My friend Rob Dudek will do a fantastic job in this space, taking our fantasy basketball coverage in a new direction, as he has for the first seven weeks of the NFL season. His analytical skill has paid off in daily fantasy sports and poker, not to mention his annoying success as my opponent in traditional leagues. If you like winning, read his stuff.
Fantasy advice is impossible to provide without context. The “standard” Roto or Head-to-Head league is 156 players deep. At Rotoworld, Steve Alexander has a summary of the first 210 players selected in a 12-round, 30-team draft. I play in one 280-deep league and another that begins with 320 players owned.
Depending on the settings, you may be concerned only with those top 156 players, or even fewer. Making a draft list in that scenario is more like splitting hairs, as every roster spot will provide value. There will always be decent free agents to consider.
The deeper the league, the greater the challenge, both at the draft — getting some production from late-round picks — and during the season, where the FA pool will be extremely shallow.

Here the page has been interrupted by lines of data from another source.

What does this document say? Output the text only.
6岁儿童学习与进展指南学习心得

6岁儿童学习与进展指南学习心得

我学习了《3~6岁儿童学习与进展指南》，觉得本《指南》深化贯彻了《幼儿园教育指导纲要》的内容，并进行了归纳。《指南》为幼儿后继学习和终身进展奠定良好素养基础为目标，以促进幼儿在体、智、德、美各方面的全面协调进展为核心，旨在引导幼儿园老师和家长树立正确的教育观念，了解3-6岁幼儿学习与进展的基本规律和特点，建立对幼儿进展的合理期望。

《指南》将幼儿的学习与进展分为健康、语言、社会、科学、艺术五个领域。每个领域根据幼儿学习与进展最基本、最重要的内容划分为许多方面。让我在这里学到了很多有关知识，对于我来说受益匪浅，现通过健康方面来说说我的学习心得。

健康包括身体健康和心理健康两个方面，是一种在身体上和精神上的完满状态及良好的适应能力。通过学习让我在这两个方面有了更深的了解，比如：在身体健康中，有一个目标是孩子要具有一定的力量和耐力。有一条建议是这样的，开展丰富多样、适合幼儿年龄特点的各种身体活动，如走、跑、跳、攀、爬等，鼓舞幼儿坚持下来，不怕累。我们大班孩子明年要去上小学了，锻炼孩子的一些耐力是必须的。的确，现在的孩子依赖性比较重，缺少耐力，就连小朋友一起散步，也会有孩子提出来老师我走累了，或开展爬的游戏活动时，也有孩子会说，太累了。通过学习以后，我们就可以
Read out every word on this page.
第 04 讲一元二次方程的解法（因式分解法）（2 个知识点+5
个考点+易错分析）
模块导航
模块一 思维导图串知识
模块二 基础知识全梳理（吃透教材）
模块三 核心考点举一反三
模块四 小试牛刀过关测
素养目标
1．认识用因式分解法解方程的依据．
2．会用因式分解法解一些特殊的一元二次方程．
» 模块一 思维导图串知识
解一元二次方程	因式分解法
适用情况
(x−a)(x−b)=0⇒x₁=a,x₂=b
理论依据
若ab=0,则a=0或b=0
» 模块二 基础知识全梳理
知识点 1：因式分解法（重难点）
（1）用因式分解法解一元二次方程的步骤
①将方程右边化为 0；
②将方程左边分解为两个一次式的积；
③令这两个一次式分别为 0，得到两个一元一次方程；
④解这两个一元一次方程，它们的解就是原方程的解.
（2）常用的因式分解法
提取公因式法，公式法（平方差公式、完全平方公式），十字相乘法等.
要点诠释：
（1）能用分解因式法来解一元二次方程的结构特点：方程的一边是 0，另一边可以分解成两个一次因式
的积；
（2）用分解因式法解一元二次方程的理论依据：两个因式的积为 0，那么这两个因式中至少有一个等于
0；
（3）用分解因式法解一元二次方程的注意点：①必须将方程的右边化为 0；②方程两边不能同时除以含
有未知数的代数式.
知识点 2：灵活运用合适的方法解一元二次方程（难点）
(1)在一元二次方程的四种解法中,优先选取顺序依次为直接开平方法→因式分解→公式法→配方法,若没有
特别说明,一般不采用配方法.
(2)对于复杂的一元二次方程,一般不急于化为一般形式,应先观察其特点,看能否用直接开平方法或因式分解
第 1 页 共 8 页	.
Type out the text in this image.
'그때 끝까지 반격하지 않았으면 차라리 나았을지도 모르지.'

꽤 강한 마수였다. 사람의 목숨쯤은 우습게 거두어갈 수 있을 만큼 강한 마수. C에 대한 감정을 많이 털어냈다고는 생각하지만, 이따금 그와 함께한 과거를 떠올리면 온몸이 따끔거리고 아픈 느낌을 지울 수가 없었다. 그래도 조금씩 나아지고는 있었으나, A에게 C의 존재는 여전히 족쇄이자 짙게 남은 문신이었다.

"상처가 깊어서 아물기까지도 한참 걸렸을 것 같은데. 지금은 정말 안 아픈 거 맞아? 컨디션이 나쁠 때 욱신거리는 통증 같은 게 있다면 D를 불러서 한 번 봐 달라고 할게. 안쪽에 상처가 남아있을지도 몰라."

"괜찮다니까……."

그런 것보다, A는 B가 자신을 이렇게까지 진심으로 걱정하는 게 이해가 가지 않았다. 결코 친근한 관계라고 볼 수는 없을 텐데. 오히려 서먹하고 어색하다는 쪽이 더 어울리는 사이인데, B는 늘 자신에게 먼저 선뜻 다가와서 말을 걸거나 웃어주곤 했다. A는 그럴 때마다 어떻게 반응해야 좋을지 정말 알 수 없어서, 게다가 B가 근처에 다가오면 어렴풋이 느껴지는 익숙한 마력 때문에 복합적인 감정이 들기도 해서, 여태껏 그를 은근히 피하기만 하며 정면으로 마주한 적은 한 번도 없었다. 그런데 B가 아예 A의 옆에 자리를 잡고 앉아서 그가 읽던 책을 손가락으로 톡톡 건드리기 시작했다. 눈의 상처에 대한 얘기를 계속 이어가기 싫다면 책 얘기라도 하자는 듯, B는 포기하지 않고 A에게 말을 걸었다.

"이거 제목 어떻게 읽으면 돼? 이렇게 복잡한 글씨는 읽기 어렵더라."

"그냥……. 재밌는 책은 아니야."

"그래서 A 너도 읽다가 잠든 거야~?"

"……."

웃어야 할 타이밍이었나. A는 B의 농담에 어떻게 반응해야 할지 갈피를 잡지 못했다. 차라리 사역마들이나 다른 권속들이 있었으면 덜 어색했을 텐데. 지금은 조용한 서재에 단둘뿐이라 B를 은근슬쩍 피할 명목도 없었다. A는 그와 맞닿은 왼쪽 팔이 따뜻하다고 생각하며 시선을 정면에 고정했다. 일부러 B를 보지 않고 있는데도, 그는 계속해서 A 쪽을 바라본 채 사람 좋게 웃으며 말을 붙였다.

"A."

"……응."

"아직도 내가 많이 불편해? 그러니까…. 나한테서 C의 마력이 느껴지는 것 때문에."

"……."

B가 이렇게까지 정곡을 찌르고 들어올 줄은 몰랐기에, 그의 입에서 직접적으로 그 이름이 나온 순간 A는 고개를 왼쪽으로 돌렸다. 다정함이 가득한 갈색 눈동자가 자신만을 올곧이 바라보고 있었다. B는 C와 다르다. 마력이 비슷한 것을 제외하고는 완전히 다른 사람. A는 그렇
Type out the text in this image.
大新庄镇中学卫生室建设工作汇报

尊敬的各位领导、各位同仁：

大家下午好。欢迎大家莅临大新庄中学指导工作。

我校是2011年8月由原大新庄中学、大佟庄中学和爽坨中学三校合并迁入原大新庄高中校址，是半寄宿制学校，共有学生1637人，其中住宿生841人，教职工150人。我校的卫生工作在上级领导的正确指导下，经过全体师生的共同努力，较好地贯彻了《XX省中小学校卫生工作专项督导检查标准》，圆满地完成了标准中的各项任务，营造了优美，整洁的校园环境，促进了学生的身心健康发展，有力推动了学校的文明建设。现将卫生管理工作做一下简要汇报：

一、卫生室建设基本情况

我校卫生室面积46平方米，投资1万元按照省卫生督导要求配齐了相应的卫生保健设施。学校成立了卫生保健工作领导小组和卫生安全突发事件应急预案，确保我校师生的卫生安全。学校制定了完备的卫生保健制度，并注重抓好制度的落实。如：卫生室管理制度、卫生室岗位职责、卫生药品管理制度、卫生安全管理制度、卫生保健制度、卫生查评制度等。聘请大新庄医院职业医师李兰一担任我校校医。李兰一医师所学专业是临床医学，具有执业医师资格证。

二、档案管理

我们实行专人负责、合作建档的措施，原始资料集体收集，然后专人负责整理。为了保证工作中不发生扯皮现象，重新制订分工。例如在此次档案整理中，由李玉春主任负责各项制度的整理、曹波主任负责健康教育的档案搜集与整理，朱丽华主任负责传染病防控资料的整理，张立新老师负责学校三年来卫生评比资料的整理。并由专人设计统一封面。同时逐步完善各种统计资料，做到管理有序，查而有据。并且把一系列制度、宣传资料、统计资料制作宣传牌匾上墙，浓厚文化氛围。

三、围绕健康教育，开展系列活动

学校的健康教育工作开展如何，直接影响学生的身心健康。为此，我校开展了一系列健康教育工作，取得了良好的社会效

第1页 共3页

If you are experienced at fantasy hoops but have not checked out the daily version, you should. DraftStreet offers NBA leagues that last one night. In the Salary Cap format, each player has a salary, you have a $100,000 limit and eight roster spots to fill. Lebron James costs $22,490 on opening night and at the opposite end of the scale is a $3,500 floor.
After your traditional drafts (my big one is tonight) put all that knowledge to work. Join a $2 contest on October 29 and you could win $360 by finishing with the highest fantasy points score. There are 99 other cash prizes for a total guaranteed payout of $2,000: second gets $240, third $180 and so on.
The biggest difference between season-long Roto or H2H and the daily game is what constitutes value. It’s one thing to rank the best players over 82 games, another to predict what they will do on a given night. Nobody is better than Rob Dudek at weighing probabilities against the cap to find DraftStreet sleepers.
Players to Target
Everything depends on your draft position early on, and “best available” is the only strategy. Guys who are moving up my list include Derrick Rose, Serge Ibaka and Kawhi Leonard. Among others whose ADP (average draft position) is lower than my ranking are Mike Conley, Kemba Walker and Jrue Holiday, because point guard is the scarcest position — if you don’t have a good one after the first 60 picks, be prepared to overpay for whatever is left. Two big men and a PG with my first three picks would be ideal, as there are decent enough options at SG and SF in the middle rounds.